Had Vivian Krause not challenged the claims, then this paper would be yet another piece of the scientific jigsaw claiming salmon farming is responsible for killing wild salmon. This challenge to the paper from the University of Alberta led Vivian to look at how the research was funded and subsequent to the identification of a multi-million dollar demarketing campaign aimed at swaying public opinion against farmed salmon, with claims that it damages both human health and the environment.

Although Vivian’s intervention and the subsequent publicity led to the end of this concerted campaign against salmon farming, the consequences continues to this day. Many scientific papers tend to be a mystery to the average person so it is right that they should be challenged and not accepted as Gospel. Researchers should be prepared to make their work accessible especially if it has implications to the business sector, rather than just being of academic interest.


Closed for business: iLAKS have reported that Langsand Laks, a closed containment farm based in Denmark has suffered a ‘sudden and unexplained’ mortality of 250 tonnes of salmon representing the death of between 225,000 to 250,000 fish, its entire stock. Given that there are calls for the salmon industry to move to closed containment, an alleged mortality of salmon in cage farms of under 15% is hardly significant compared to the 100% mortality experienced by this closed containment salmon farm.

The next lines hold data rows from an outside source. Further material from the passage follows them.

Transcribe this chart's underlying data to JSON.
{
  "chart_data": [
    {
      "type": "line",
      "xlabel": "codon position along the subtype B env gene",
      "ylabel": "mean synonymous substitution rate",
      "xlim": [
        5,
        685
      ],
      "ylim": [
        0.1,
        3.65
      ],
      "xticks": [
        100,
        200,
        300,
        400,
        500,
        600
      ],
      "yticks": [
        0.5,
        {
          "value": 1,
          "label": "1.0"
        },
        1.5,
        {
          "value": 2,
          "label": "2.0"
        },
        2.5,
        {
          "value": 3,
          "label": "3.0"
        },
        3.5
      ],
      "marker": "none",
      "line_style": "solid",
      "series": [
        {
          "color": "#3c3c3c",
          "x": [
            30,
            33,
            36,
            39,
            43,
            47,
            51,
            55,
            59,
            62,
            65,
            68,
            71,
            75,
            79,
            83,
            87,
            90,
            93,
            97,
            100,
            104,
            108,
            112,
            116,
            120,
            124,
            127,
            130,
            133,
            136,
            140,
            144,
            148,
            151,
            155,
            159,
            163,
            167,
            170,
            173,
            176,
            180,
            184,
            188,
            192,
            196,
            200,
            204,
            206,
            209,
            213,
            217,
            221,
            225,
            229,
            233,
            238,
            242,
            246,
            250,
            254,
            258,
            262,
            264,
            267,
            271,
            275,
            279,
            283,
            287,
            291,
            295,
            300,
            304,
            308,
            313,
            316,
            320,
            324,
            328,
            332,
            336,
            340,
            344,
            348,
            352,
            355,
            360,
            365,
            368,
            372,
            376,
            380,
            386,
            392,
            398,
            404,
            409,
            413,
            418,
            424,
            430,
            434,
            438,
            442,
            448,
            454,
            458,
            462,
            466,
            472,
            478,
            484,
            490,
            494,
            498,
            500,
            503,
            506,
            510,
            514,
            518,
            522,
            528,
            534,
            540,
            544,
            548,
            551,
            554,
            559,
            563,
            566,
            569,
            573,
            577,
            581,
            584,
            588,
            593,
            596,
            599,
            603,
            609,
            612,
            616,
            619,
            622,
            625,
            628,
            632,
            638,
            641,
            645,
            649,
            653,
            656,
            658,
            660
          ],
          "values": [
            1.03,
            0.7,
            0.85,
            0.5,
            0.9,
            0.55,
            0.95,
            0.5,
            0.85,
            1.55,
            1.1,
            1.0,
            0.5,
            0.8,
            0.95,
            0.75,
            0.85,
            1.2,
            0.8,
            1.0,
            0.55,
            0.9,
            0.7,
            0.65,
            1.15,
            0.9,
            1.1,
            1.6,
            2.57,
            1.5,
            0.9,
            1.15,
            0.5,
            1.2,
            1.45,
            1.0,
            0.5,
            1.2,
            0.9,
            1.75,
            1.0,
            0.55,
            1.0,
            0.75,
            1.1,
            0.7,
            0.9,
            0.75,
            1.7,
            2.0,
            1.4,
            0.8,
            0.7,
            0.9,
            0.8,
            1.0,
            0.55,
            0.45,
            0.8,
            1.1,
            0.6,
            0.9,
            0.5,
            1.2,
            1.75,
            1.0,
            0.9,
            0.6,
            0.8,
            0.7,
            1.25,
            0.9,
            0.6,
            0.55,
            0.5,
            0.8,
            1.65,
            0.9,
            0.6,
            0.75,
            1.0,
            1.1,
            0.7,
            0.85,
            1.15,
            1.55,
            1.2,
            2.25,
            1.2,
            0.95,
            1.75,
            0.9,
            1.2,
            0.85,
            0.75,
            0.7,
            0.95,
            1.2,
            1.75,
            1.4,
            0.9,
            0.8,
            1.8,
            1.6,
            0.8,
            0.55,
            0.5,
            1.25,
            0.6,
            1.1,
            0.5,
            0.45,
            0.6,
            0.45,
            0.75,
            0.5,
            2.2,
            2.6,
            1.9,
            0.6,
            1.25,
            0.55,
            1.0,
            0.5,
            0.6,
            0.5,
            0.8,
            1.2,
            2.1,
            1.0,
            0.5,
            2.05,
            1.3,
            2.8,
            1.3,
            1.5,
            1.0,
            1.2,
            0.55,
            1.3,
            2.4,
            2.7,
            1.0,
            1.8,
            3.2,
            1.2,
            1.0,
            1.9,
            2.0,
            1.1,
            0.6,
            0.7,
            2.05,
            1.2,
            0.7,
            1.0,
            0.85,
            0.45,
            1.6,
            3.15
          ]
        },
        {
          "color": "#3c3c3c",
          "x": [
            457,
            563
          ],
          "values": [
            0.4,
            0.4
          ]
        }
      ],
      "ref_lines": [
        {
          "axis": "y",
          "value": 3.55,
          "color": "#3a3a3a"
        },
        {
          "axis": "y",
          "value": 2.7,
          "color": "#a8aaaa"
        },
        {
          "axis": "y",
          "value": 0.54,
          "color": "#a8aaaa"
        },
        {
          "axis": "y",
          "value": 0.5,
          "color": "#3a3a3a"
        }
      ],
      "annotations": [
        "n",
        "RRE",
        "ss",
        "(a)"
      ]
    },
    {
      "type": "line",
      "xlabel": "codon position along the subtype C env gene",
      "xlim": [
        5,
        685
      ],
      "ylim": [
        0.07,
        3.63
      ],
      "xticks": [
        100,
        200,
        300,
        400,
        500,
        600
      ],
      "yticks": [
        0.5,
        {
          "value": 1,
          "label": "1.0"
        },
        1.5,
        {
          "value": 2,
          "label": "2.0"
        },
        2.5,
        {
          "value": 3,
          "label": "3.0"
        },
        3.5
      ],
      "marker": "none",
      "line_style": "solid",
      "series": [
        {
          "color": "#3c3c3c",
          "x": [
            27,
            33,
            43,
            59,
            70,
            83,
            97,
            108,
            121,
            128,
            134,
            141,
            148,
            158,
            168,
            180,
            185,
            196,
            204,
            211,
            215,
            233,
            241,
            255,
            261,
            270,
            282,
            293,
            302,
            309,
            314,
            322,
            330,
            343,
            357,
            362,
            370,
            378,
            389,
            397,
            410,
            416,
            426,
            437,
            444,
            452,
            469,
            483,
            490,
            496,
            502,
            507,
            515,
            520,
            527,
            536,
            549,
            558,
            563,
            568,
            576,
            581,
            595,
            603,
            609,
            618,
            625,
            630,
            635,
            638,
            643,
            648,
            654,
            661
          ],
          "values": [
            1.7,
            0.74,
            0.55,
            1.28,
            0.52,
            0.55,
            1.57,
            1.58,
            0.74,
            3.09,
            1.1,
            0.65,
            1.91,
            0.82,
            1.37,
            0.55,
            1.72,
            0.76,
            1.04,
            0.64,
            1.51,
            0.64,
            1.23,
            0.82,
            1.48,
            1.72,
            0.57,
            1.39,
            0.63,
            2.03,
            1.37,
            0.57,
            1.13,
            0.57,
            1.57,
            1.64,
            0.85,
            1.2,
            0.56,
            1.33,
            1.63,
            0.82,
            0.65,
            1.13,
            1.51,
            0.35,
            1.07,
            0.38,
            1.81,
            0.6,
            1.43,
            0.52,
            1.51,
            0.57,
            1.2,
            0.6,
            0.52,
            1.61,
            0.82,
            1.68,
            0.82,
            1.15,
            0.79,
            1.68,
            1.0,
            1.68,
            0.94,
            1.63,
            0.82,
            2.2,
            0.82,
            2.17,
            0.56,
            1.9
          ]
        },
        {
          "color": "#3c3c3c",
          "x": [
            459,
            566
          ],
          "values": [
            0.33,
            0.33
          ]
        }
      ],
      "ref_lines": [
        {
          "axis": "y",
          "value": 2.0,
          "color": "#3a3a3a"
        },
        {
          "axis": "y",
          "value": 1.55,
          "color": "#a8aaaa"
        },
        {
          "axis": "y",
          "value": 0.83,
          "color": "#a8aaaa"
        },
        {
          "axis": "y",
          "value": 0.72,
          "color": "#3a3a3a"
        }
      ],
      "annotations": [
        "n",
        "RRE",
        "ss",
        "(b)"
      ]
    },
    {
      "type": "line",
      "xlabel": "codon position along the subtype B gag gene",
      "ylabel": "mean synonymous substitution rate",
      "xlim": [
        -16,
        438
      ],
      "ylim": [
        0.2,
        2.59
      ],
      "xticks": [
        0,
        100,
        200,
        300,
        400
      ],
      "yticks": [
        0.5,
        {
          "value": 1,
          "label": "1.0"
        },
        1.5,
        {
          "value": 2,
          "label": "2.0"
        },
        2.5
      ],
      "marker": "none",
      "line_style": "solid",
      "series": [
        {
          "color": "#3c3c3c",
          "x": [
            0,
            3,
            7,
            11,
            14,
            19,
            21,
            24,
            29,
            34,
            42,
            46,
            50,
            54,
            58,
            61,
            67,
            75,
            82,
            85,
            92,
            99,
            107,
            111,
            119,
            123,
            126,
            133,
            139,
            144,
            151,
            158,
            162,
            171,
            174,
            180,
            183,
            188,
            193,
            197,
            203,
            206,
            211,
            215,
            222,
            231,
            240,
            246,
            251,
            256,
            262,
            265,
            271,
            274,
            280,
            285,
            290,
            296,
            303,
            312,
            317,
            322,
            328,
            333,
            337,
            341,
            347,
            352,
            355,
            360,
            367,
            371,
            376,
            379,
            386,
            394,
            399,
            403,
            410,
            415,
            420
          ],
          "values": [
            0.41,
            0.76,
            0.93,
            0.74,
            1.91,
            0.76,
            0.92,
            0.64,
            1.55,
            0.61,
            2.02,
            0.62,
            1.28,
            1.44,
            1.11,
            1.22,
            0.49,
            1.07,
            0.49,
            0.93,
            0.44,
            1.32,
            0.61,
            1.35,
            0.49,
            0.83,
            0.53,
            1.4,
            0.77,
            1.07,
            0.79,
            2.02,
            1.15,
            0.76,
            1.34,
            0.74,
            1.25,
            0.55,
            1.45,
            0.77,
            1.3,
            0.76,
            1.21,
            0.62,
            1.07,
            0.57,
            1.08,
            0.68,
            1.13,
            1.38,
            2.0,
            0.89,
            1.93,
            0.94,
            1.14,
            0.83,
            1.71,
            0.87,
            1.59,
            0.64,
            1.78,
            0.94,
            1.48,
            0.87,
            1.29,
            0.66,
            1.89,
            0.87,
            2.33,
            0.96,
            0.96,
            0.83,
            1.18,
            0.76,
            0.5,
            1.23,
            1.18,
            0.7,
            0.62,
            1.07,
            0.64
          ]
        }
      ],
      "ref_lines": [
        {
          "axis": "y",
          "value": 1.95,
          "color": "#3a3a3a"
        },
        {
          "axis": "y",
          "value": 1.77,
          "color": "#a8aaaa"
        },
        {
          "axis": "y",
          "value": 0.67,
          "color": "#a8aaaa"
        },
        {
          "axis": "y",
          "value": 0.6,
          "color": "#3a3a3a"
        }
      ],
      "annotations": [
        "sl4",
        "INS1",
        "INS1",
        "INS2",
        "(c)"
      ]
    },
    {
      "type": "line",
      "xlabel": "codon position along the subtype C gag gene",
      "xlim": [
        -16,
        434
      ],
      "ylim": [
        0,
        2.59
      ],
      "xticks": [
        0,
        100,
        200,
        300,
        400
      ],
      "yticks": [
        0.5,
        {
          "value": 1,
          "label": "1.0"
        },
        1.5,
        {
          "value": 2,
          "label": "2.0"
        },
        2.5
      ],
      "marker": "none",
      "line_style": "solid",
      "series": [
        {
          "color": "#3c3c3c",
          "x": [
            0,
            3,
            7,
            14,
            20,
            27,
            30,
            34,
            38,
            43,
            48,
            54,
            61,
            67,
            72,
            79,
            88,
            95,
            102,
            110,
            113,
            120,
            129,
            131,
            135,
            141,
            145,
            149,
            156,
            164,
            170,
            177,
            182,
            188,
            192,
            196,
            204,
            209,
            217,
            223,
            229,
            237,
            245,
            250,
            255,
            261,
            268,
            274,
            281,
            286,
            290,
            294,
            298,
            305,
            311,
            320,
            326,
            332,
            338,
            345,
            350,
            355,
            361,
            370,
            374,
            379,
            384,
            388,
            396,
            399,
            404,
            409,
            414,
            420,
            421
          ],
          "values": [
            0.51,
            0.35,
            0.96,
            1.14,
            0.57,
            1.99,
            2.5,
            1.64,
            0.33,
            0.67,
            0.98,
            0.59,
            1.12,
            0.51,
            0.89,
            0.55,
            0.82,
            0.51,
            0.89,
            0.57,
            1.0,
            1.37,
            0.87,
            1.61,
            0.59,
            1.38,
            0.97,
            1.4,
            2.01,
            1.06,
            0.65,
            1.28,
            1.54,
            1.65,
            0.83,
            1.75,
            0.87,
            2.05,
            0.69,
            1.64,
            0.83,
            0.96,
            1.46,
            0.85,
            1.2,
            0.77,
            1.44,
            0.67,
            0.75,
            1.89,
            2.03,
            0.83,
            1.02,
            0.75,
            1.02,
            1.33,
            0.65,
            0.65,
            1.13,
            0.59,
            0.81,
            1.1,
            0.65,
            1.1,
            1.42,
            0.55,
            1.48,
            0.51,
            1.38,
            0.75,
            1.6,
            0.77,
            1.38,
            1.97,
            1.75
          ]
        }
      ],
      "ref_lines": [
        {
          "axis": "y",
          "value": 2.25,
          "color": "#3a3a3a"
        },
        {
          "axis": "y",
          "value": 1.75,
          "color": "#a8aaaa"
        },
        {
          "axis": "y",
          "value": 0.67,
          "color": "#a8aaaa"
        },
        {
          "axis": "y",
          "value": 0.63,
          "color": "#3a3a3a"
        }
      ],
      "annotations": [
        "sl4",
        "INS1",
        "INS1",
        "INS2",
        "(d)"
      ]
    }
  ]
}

Langsands Laks believe that the cause of this wipe out is either due to toxins produced in the plant, the water intake or by criminal acts (sabotage). When we, at Callander McDowell, heard the news of the mortality, our immediate thought was that the cause was a water quality issue. Our view remains the same. The company reported that the fish were not showing any signs of problems such as reduced appetite or elevated mortality which points to a sudden change in the water. We certainly do not believe that the mortality was the cause of deliberate malicious action (unless there was some aggrieved ex-employee we don’t know about).

Closed containment systems rely heavily on complex filtration systems but these can lead to problems in that the technology can be so advanced that there becomes an overreliance on it. This means that often simple routine testing can be ignored.

Equally it is often forgotten that filtration systems are not a magic solution to removal of undesirable wastes. Whatever is added to closed contained systems has to be balanced through the removal of the consequences of the growing system. The presence of a filter doesn’t mean that everything automatically disappears. Instead, it can often rear its ugly head, as Langsland Laks has now found to its cost.

This is why we have always rejected the idea of closed containment. Those who most vocally advocate its wider use usually have never even seen, let alone worked, a closed system.